In part 1 of this blog post I conducted a DNS Zone Transfer (axfr) against the top 2000 sites of the Alexa Top 1 Million. I did this to create a better subdomain brute forcing word list. At the time, conducting the Zone Transfer against the top 2000 sites took about 12 hours, this was using a single threaded bash script. I was pretty proud of this achievement at the time and thought that doing the same for the whole top 1 million sites was beyond the time and resources that I had.

After creating a multithreaded and parallelised PoC in Ruby to do the Zone Transfers, it took about 5 minutes to conduct the Zone Transfers against the top 2000 compared to the 12 hours it took me to do the top 2000 using a single thread. I decided it was possible to do a Zone Transfer against the whole top 1 million sites.

There were 60,472 successful Zone Transfers (%6) out of the Alexa Top 1 Million, this equates to 566MB of raw data on disk. This amount of data brings its own challenges when attempting to manipulate it.
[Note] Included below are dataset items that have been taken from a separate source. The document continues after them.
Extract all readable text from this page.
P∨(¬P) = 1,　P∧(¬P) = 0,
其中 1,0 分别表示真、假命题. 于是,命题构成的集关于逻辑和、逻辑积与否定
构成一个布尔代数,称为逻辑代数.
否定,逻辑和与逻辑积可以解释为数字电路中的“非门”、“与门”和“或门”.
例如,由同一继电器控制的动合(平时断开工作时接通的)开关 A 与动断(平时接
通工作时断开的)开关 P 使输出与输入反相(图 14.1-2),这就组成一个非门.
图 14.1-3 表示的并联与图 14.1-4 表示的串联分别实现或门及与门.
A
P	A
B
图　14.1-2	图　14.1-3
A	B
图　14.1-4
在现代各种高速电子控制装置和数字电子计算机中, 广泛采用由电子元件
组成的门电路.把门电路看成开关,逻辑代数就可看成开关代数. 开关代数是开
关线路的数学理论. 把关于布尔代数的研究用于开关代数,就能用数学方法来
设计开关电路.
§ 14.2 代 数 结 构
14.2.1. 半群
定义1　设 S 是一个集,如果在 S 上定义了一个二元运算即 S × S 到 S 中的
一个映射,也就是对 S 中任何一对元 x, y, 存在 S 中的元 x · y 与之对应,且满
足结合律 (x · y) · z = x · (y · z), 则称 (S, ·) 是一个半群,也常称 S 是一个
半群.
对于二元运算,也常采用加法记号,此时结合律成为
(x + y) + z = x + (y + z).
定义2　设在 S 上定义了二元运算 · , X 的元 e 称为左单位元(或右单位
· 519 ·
The top 10 subdomains in the Alexa Top 1 Million are:

Instances, Subdomain
54520 www
41581 mail
39873 ftp
38590 localhost
22771 webmail
17643 smtp
17410 webdisk
15439 pop
15155 cpanel
14904 whm

There are some big differences in this top 10 compared to the top 10 against the top 2000. In this one the www subdomain takes the number one spot. The m subdomain is not in this list. The cpanel subdomain is in this list but didn't feature in the top 2000 list.

The data

In the lists below any subdomain with a '*' or a '@' character were removed, as well as any subdomain that was seen only once.

Subdomains including instances: subdomains-top1mil-with-rank.txt (42MB)
Subdomains not including instances: subdomains-top1mil.txt (1.1MB)
Subdomains top 20,000: subdomains-top1mil-20000.txt (146KB)
Subdomains top 5000: subdomains-top1mil-5000.txt (33KB)

On a daily basis I would probably use the subdomains-top1mil-5000.txt list over the others due to the time it takes to complete the subdomain brute force. You may want to use the subdomains-top1mil-20000.txt list to be more thorough, and for the best results but the more time investment I'd use the subdomains-top1mil.txt list.